In fact, in the poorest areas of the country, the incidence of cancer is generally lower than in richer regions. However, deaths from cancers are higher, due in part to better screening habits among wealthier people.

Cancers That Affect The Poor More

Kaposi sarcoma (a skin cancer common among AIDS patients) and cancers of the larynx, cervix, penis and liver occur more often in the poorest neighborhoods, the investigators found.

Kaposi sarcoma is an HIV-related cancer, and HIV patients are likely to be poorer, the study researchers said.

Poorer areas also had higher rates of cancers related to drinking, smoking and using injectable drugs. These are considered modifiable risk factors for cancer.

Since smoking rates are higher in poor areas, so is the incidence of smoking-related cancers, said Dr. Ahmedin Jemal, vice president for surveillance research at the American Cancer Society.

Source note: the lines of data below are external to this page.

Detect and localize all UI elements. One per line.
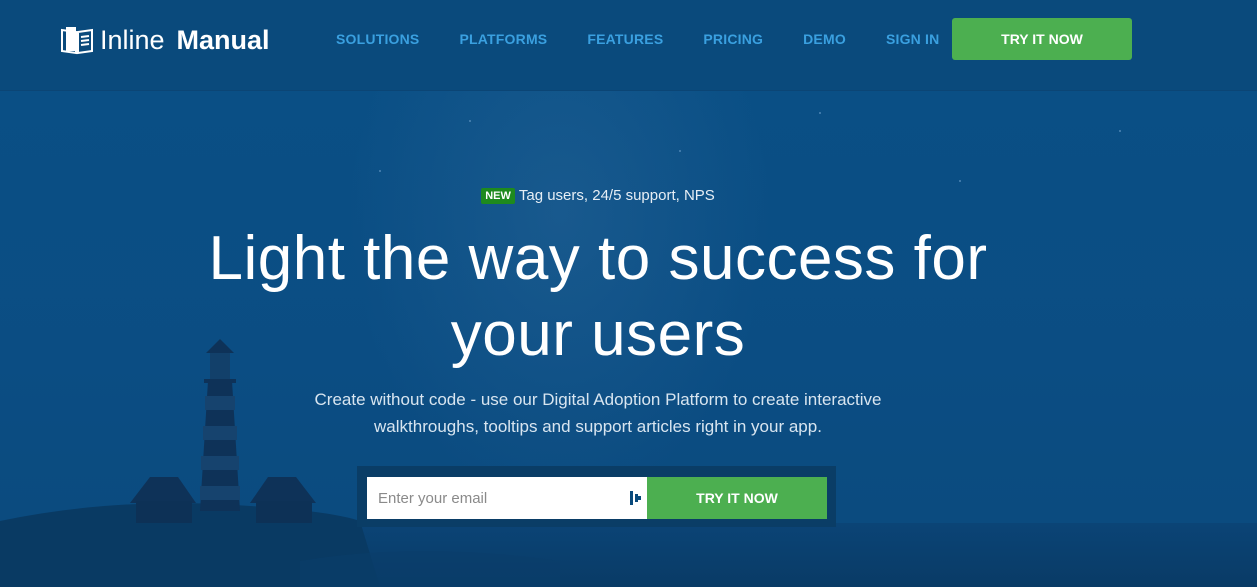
announcement-text: Tag users, 24/5 support, NPS: [518, 187, 715, 204]
book-icon: [61, 27, 93, 55]
email-input[interactable]: [367, 477, 647, 519]
password-manager-icon[interactable]: [630, 491, 642, 505]
new-badge: NEW: [481, 188, 515, 204]
nav-sign-in[interactable]: SIGN IN: [886, 31, 940, 47]
brand-name-light: Inline: [100, 24, 165, 55]
headline-line-1: Light the way to success for: [208, 224, 988, 293]
site-header: Inline Manual SOLUTIONS PLATFORMS FEATUR…: [0, 0, 1257, 91]
signup-form: TRY IT NOW: [357, 466, 836, 527]
subtext-line-2: walkthroughs, tooltips and support artic…: [374, 417, 822, 436]
main-nav: SOLUTIONS PLATFORMS FEATURES PRICING DEM…: [336, 31, 979, 47]
subtext-line-1: Create without code - use our Digital Ad…: [314, 390, 882, 409]
nav-solutions[interactable]: SOLUTIONS: [336, 31, 419, 47]
nav-platforms[interactable]: PLATFORMS: [459, 31, 547, 47]
hero-section: NEW Tag users, 24/5 support, NPS Light th…: [0, 91, 1257, 587]
try-it-now-form-button[interactable]: TRY IT NOW: [647, 477, 827, 519]
announcement-line: NEW Tag users, 24/5 support, NPS: [0, 187, 1196, 204]
brand-name-bold: Manual: [176, 24, 270, 55]
nav-features[interactable]: FEATURES: [587, 31, 663, 47]
hero-subtext: Create without code - use our Digital Ad…: [270, 386, 926, 440]
logo[interactable]: Inline Manual: [60, 24, 270, 56]
nav-demo[interactable]: DEMO: [803, 31, 846, 47]
headline-line-2: your users: [450, 300, 746, 369]
nav-pricing[interactable]: PRICING: [703, 31, 763, 47]
try-it-now-header-button[interactable]: TRY IT NOW: [952, 18, 1132, 60]
hero-headline: Light the way to success for your users: [0, 221, 1196, 373]
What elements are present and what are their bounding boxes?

Cancers tied to sexually transmitted disease and poor diet were also more likely in the poorest neighborhoods.

Cancers That Affect The Rich More

In the wealthiest areas, thyroid and testicular cancer, melanoma and other skin cancers were more common, according to the report.

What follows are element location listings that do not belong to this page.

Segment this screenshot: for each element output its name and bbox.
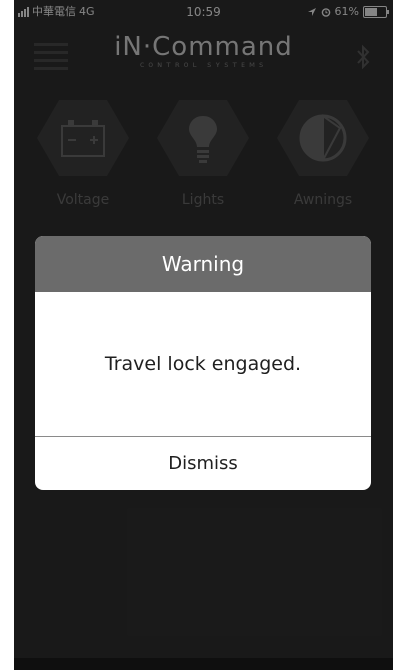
app-screen: 中華電信 4G 10:59 61% iN·Command ᴄᴏɴᴛʀᴏʟ sʏs… [14,0,393,670]
dialog-message: Travel lock engaged. [104,353,302,375]
dismiss-button[interactable]: Dismiss [35,437,371,490]
dialog-title: Warning [35,236,371,292]
warning-dialog: Warning Travel lock engaged. Dismiss [35,236,371,490]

Diagnoses of breast and prostate cancer are also more common in richer areas because of greater access to screening, such as mammography, Jemal said.

The Significance Of Screening

Screening identifies these cancers early when they can be treated. This helps explain why poor people are more often diagnosed with advanced cancer and are more likely to die from these cancers, Jemal said.

These disparities, Jemal added, can be reduced only by targeting poor neighborhoods with messages about living a healthy lifestyle. This means stressing the importance of good nutrition, physical activity, maintaining a normal weight and not smoking, he said.

The study is published online in Cancer.